Au contraire, aujourd’hui il est plus urgent que jamais.
6. Applications pratiques : vivre le commandement aujourd’hui
Comment répondre aujourd’hui à « Faites ceci en mémoire de moi » ?
1. Redécouvrir la Messe comme centre de la vie
Non pas comme une obligation, mais comme une rencontre.
👉 Aller à la Messe dominicale avec conscience :
- Se préparer intérieurement
- Arriver avec recueillement
- Participer activement (et pas seulement assister)
2. Adorer la présence réelle
L’Eucharistie ne s’arrête pas à la Messe.
👉 L’adoration eucharistique :
- Silence devant Dieu
- Rencontre transformante
- École de prière
Dans un monde bruyant, l’adoration est révolutionnaire.

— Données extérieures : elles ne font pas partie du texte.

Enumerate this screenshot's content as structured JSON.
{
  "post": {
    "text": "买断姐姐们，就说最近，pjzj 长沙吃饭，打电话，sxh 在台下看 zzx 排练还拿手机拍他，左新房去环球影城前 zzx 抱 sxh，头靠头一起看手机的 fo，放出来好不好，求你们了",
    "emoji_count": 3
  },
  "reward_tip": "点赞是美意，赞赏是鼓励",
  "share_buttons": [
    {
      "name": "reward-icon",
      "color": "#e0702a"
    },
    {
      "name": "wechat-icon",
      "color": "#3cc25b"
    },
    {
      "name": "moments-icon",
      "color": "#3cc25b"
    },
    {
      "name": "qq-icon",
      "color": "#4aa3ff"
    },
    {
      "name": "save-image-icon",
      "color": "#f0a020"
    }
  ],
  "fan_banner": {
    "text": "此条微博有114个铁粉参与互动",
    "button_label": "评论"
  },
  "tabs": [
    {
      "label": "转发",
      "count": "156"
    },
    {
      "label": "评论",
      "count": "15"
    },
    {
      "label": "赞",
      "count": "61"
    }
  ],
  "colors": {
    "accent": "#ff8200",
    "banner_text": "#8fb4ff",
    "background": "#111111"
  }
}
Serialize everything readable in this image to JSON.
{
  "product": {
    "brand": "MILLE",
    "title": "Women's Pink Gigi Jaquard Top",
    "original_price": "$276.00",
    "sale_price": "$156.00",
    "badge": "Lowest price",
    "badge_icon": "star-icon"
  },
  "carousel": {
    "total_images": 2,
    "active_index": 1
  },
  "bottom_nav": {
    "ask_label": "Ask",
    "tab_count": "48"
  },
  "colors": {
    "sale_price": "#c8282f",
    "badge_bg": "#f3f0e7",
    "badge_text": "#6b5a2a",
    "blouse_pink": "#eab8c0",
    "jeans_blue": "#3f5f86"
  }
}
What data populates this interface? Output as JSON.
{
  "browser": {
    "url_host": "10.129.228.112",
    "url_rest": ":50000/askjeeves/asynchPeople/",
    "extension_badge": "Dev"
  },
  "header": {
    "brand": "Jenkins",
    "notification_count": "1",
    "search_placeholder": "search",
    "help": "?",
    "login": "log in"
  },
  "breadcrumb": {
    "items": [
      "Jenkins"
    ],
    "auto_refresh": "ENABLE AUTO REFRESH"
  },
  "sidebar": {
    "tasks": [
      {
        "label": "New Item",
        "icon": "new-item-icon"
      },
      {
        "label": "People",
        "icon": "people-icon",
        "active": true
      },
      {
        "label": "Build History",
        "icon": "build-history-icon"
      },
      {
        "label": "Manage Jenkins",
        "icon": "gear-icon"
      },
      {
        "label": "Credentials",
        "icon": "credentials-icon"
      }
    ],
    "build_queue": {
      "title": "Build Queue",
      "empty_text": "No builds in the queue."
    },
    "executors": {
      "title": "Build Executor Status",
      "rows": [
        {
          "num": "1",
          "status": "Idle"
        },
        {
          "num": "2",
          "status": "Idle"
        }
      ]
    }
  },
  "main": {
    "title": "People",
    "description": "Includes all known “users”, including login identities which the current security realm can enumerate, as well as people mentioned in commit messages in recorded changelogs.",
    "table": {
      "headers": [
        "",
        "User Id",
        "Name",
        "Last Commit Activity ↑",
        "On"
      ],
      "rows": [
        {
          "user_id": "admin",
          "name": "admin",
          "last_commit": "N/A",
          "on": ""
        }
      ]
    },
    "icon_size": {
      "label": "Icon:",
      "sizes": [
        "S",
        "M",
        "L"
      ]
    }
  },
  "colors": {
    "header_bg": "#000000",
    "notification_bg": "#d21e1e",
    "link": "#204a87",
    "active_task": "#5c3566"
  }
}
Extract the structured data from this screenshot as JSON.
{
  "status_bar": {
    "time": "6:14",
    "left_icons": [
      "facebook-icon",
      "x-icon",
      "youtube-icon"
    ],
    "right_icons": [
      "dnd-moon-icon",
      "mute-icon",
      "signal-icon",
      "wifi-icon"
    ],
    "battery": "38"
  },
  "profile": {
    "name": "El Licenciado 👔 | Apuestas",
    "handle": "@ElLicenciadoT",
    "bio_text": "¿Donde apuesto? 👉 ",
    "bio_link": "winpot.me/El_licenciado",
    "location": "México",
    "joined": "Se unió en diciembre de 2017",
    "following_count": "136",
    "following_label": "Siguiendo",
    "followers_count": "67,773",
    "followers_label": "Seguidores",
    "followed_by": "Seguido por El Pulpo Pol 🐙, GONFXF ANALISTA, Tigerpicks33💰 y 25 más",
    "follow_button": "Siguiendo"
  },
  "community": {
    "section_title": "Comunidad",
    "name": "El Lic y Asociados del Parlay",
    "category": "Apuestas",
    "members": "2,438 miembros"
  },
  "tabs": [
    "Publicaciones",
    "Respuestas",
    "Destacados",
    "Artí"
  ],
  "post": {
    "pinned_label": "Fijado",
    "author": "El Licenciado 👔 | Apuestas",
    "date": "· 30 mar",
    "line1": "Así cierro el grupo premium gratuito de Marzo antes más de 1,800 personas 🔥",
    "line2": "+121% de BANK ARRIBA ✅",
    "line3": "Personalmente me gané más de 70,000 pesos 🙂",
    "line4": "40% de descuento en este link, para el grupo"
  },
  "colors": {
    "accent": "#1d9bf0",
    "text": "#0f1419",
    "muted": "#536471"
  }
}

3. Vivre de manière eucharistique
Recevoir le Christ implique de l’imiter.
👉 Une vie eucharistique est :
- Don de soi (comme le pain rompu)
- Humble
- Sacrificielle
- Aimante
C’est-à-dire devenir soi-même une « offrande ».
4. Réparer et offrir
Chaque Messe possède une valeur infinie.
Nous pouvons :
- L’offrir pour nos familles
- Pour les défunts
- Pour la conversion du monde
Cela donne un sens même à la souffrance.
5. Éduquer au mystère
Surtout au sein de la famille.
👉 Enseigner aux enfants :
- Qui est dans le Tabernacle
- Ce que signifie communier
- Comment se comporter à l’église
La transmission de la foi passe par l’Eucharistie.
7. La dimension spirituelle : l’Eucharistie comme médecine de l’âme
Le Christ ne reste pas dans une idée. Il demeure comme nourriture.
L’Eucharistie :
- Fortifie contre le péché
- Guérit les blessures intérieures
- Donne une paix profonde
- Unit à Dieu de manière intime
C’est pourquoi les saints l’appelaient :
👉 « Pain des forts »
👉 « Médecine d’immortalité »
8. Un appel urgent : revenir au centre
Le monde moderne cherche le sens en mille endroits : succès, plaisir, idéologies. Mais le cœur humain continue d’avoir faim d’infini.
Et le Christ répond :
👉 « Prenez et mangez »
Ce n’est pas un discours. C’est un don.
Conclusion : le commandement qui demeure vivant
« Faites ceci en mémoire de moi » n’est pas une parole du passé.
C’est un commandement vivant, actuel et urgent.
Chaque Messe est :
- Le ciel touchant la terre
- Le Christ se donnant à nouveau
- L’amour rendu présent
Et chaque chrétien est appelé à répondre.
Il ne suffit pas de le comprendre.
Il faut le vivre.
Car, au fond, ce commandement ne soutient pas seulement le monde…
👉 Il est aussi destiné à soutenir ta vie.